Ele ressalta que a criação dessas unidades de conservação representam uma blindagem legal contra grilagem. “Ninguém vai entrar lá sabendo que não vai poder explorar a terra economicamente depois. As unidades detêm qualquer aventura de grilagem”, diz. Para Veríssimo, a maior ameaça desta região agora é a exploração de madeira ilegal e para evitar isso é importante se ter um bom sistema de monitoramento para garantir o controle da região.

Nos últimos anos, o Imazon desenvolveu ferramentas tecnológicas de baixo custo que permitem a detecção de estradas ilegais, desmatamentos e exploração clandestina de madeira em plena selva amazônica. A idéia é junto com o governo do Pará e a CI correr atrás de quem queira financiar esse monitoramento independente da região da Calha Norte. O custo anual estimado é de 500 mil reais.
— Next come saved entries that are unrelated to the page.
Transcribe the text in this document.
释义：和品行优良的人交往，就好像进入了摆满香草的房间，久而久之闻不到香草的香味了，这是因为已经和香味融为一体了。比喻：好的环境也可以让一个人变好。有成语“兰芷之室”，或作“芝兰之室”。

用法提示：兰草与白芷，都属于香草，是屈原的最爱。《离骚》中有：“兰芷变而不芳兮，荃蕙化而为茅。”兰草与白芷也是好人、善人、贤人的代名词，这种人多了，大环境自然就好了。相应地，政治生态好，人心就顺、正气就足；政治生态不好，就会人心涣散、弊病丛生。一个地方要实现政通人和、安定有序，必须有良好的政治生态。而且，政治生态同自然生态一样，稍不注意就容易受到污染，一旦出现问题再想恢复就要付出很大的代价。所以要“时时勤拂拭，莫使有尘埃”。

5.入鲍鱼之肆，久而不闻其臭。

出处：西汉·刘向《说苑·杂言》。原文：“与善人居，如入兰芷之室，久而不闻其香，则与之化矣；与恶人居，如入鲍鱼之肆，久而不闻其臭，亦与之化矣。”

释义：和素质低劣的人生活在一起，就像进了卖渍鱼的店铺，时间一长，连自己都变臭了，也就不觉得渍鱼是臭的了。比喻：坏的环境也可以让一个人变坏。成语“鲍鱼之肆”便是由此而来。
“Isso é o que o terceiro setor pode fazer para ajudar”, diz Veríssimo, completando que com as informações fornecidas o governo poderá desencadear modelos para a fiscalização da área. E se não o fizer, os dados serão públicos e a sociedade terá como cobrar medidas. Parcerias também estão sendo travadas com o Ministério Público Estadual e a Secretaria de Meio Ambiente do Estado para manter a imensa área verde preservada.
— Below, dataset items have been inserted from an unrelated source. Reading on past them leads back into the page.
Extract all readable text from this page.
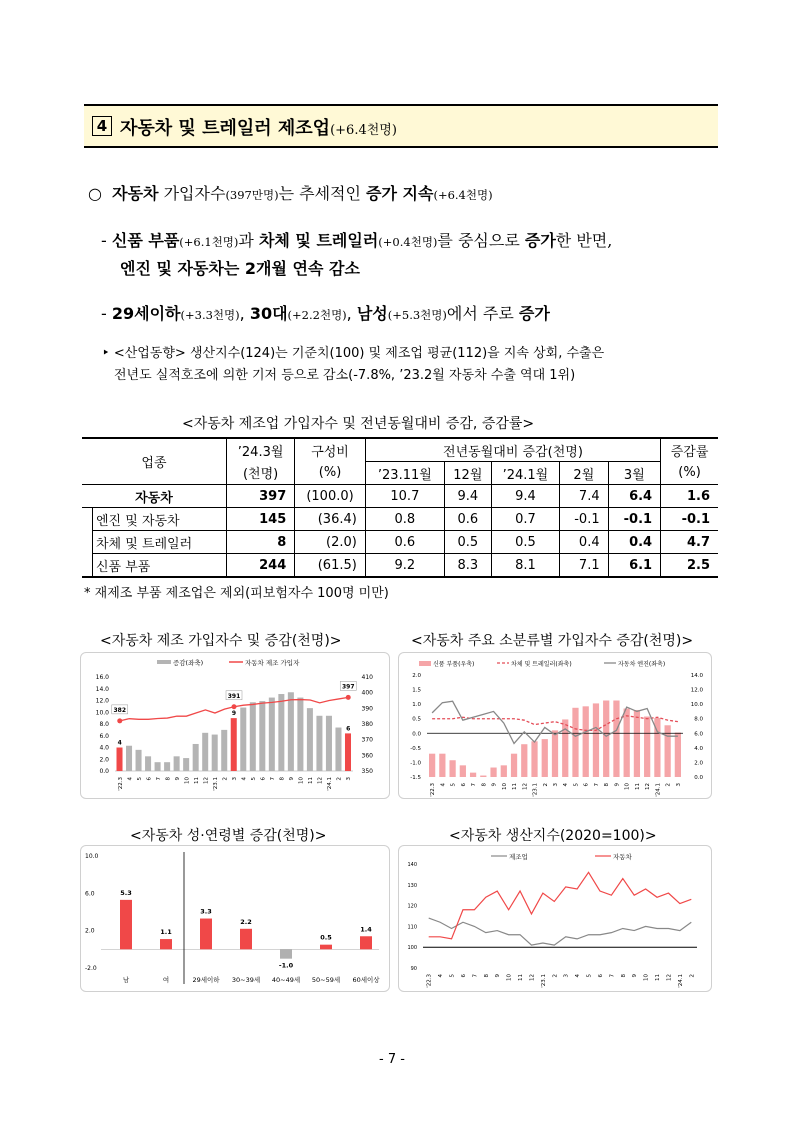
4 자동차 및 트레일러 제조업(+6.4천명)
○ 자동차 가입자수(397만명)는 추세적인 증가 지속(+6.4천명)
- 신품 부품(+6.1천명)과 차체 및 트레일러(+0.4천명)를 중심으로 증가한 반면,
엔진 및 자동차는 2개월 연속 감소
- 29세이하(+3.3천명), 30대(+2.2천명), 남성(+5.3천명)에서 주로 증가
‣ <산업동향> 생산지수(124)는 기준치(100) 및 제조업 평균(112)을 지속 상회, 수출은
전년도 실적호조에 의한 기저 등으로 감소(-7.8%, ’23.2월 자동차 수출 역대 1위)
<자동차 제조업 가입자수 및 전년동월대비 증감, 증감률>
업종		’24.3월	구성비	전년동월대비 증감(천명)					증감률
		(천명)	(%)	’23.11월	12월	’24.1월	2월	3월	(%)
자동차		397	(100.0)	10.7	9.4	9.4	7.4	6.4	1.6
	엔진 및 자동차	145	(36.4)	0.8	0.6	0.7	-0.1	-0.1	-0.1
	차체 및 트레일러	8	(2.0)	0.6	0.5	0.5	0.4	0.4	4.7
	신품 부품	244	(61.5)	9.2	8.3	8.1	7.1	6.1	2.5
* 재제조 부품 제조업은 제외(피보험자수 100명 미만)
<자동차 제조 가입자수 및 증감(천명)>	<자동차 주요 소분류별 가입자수 증감(천명)>
0.0
2.0
4.0
6.0
8.0
10.0
12.0
14.0
16.0
350
360
370
380
390
400
410
382
391
397
4
9
6
'22.3 4 5 6 7 8 9 10 11 12 '23.1 2 3 4 5 6 7 8 9 10 11 12 '24.1 2 3
증감(좌축)	자동차 제조 가입자
-1.5
-1.0
-0.5
0.0
0.5
1.0
1.5
2.0
0.0
2.0
4.0
6.0
8.0
10.0
12.0
14.0
'22.3 4 5 6 7 8 9 10 11 12 '23.1 2 3 4 5 6 7 8 9 10 11 12 '24.1 2 3
신품 부품(우축)	차체 및 트레일러(좌축)	자동차 엔진(좌축)
<자동차 성·연령별 증감(천명)>	<자동차 생산지수(2020=100)>
-2.0
2.0
6.0
10.0
5.3
남
1.1
여
3.3
29세이하
2.2
30~39세
-1.0
40~49세
0.5
50~59세
1.4
60세이상
90
100
110
120
130
140
'22.3 4 5 6 7 8 9 10 11 12 '23.1 2 3 4 5 6 7 8 9 10 11 12 '24.1 2
제조업	자동차
- 7 -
O próximo passo é fazer o plano de manejo de cada unidade de conservação, o que deve demorar no mínimo um ano. Dos 12,8 milhões de hectares convertidos em áreas protegidas por Simão Jatene 7,3 milhões poderão ser explorados economicamente já que foram transformados em Florestas Estaduais. Como a região é muito isolada, investimentos em turismo a médio e curto prazo são pouco prováveis. Quem deve querer investir na região é o setor madeireiro, que emprega 140 mil pessoas diretamente e é hoje o principal motor da economia do Pará.Como forma de acelerar e organizar a concessão de uso das terras públicas para esse fim, o governador encaminhou nesta segunda-feira à Assembléia Legislativa o projeto de criação do Instituto de Desenvolvimento Florestal do Estado. Para Veríssimo, o Instituto deverá ser criado sem dificuldades porque é uma peça chave para regularizar a exploração de madeira nas florestas do Pará.
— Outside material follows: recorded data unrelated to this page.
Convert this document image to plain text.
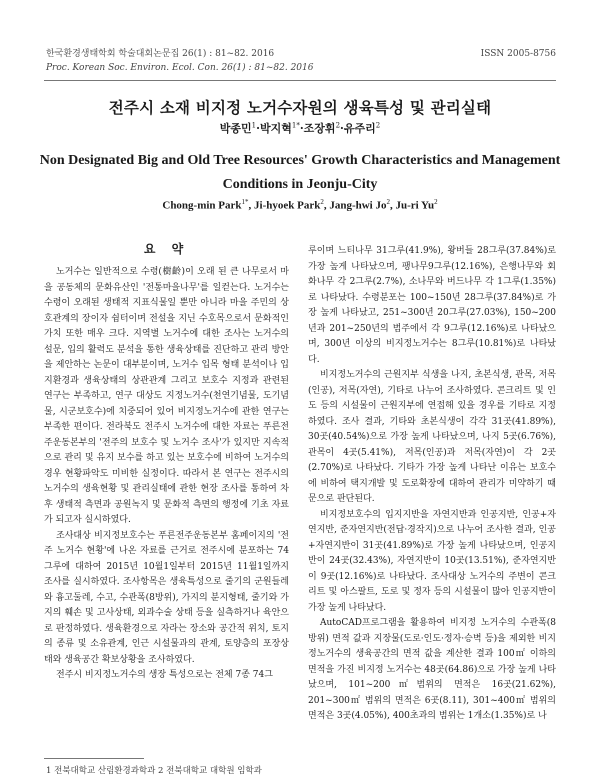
한국환경생태학회 학술대회논문집 26(1) : 81~82. 2016
Proc. Korean Soc. Environ. Ecol. Con. 26(1) : 81~82. 2016
ISSN 2005-8756
전주시 소재 비지정 노거수자원의 생육특성 및 관리실태
박종민$^1$·박지혁$^{1*}$·조장휘$^2$·유주리$^2$
Non Designated Big and Old Tree Resources' Growth Characteristics and Management
Conditions in Jeonju-City
Chong-min Park$^{1*}$, Ji-hyoek Park$^2$, Jang-hwi Jo$^2$, Ju-ri Yu$^2$
요 약

노거수는 일반적으로 수령(樹齡)이 오래 된 큰 나무로서 마을 공동체의 문화유산인 '전통마을나무'를 일컫는다. 노거수는 수령이 오래된 생태적 지표식물일 뿐만 아니라 마을 주민의 상호관계의 장이자 쉼터이며 전설을 지닌 수호목으로서 문화적인 가치 또한 매우 크다. 지역별 노거수에 대한 조사는 노거수의 설문, 입의 활력도 분석을 통한 생육상태를 진단하고 관리 방안을 제안하는 논문이 대부분이며, 노거수 입목 형태 분석이나 입지환경과 생육상태의 상관관계 그리고 보호수 지정과 관련된 연구는 부족하고, 연구 대상도 지정노거수(천연기념물, 도기념물, 시군보호수)에 치중되어 있어 비지정노거수에 관한 연구는 부족한 편이다. 전라북도 전주시 노거수에 대한 자료는 푸른전주운동본부의 '전주의 보호수 및 노거수 조사'가 있지만 지속적으로 관리 및 유지 보수를 하고 있는 보호수에 비하여 노거수의 경우 현황파악도 미비한 실정이다. 따라서 본 연구는 전주시의 노거수의 생육현황 및 관리실태에 관한 현장 조사를 통하여 차후 생태적 측면과 공원녹지 및 문화적 측면의 행정에 기초 자료가 되고자 실시하였다.

조사대상 비지정보호수는 푸른전주운동본부 홈페이지의 '전주 노거수 현황'에 나온 자료를 근거로 전주시에 분포하는 74그루에 대하여 2015년 10월1일부터 2015년 11월1일까지 조사를 실시하였다. 조사항목은 생육특성으로 줄기의 군원들레와 흉고둘레, 수고, 수관폭(8방위), 가지의 분지형태, 줄기와 가지의 훼손 및 고사상태, 외과수술 상태 등을 실측하거나 육안으로 판정하였다. 생육환경으로 자라는 장소와 공간적 위치, 토지의 종류 및 소유관계, 인근 시설물과의 관계, 토양층의 포장상태와 생육공간 확보상황을 조사하였다.

전주시 비지정노거수의 생장 특성으로는 전체 7종 74그

루이며 느티나무 31그루(41.9%), 왕버들 28그루(37.84%)로 가장 높게 나타났으며, 팽나무9그루(12.16%), 은행나무와 회화나무 각 2그루(2.7%), 소나무와 버드나무 각 1그루(1.35%)로 나타났다. 수령분포는 100~150년 28그루(37.84%)로 가장 높게 나타났고, 251~300년 20그루(27.03%), 150~200년과 201~250년의 범주에서 각 9그루(12.16%)로 나타났으며, 300년 이상의 비지정노거수는 8그루(10.81%)로 나타났다.

비지정노거수의 근원지부 식생을 나지, 초본식생, 관목, 저목(인공), 저목(자연), 기타로 나누어 조사하였다. 콘크리트 및 인도 등의 시설물이 근원지부에 연접해 있을 경우를 기타로 지정하였다. 조사 결과, 기타와 초본식생이 각각 31곳(41.89%), 30곳(40.54%)으로 가장 높게 나타났으며, 나지 5곳(6.76%), 관목이 4곳(5.41%), 저목(인공)과 저목(자연)이 각 2곳(2.70%)로 나타났다. 기타가 가장 높게 나타난 이유는 보호수에 비하여 택지개발 및 도로확장에 대하여 관리가 미약하기 때문으로 판단된다.

비지정보호수의 입지지반을 자연지반과 인공지반, 인공+자연지반, 준자연지반(전답·경작지)으로 나누어 조사한 결과, 인공+자연지반이 31곳(41.89%)로 가장 높게 나타났으며, 인공지반이 24곳(32.43%), 자연지반이 10곳(13.51%), 준자연지반이 9곳(12.16%)로 나타났다. 조사대상 노거수의 주변이 콘크리트 및 아스팔트, 도로 및 정자 등의 시설물이 많아 인공지반이 가장 높게 나타났다.

AutoCAD프로그램을 활용하여 비지정 노거수의 수관폭(8방위) 면적 값과 지장물(도로·인도·정자·승벽 등)을 제외한 비지정노거수의 생육공간의 면적 값을 계산한 결과 100㎡ 이하의 면적을 가진 비지정 노거수는 48곳(64.86)으로 가장 높게 나타났으며, 101~200㎡범위의 면적은 16곳(21.62%), 201~300㎡ 범위의 면적은 6곳(8.11), 301~400㎡ 범위의 면적은 3곳(4.05%), 400초과의 범위는 1개소(1.35%)로 나

1 전북대학교 산림환경과학과 2 전북대학교 대학원 임학과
Na mesma cerimônia em que foram criadas as cinco unidades de conservação na Calha Norte, o governador também decretou o surgimento da Floresta Estadual do Iriri e da APA Triunfo do Xingu, que completam o mosaico de áreas protegidas da Terra do Meio, foco da ação do governo federal na Amazônia no ano passado. Assim, o Pará encerra o ano com três grandes blocos de florestas protegidas: o da Terra do Meio, o do distrito florestal da BR-163 e o da Calha Norte, sendo que este último tem mais chances de cumprir sua função porque, neste caso, as medidas de proteção chegaram antes das atividades humanas. Uma raridade no Brasil.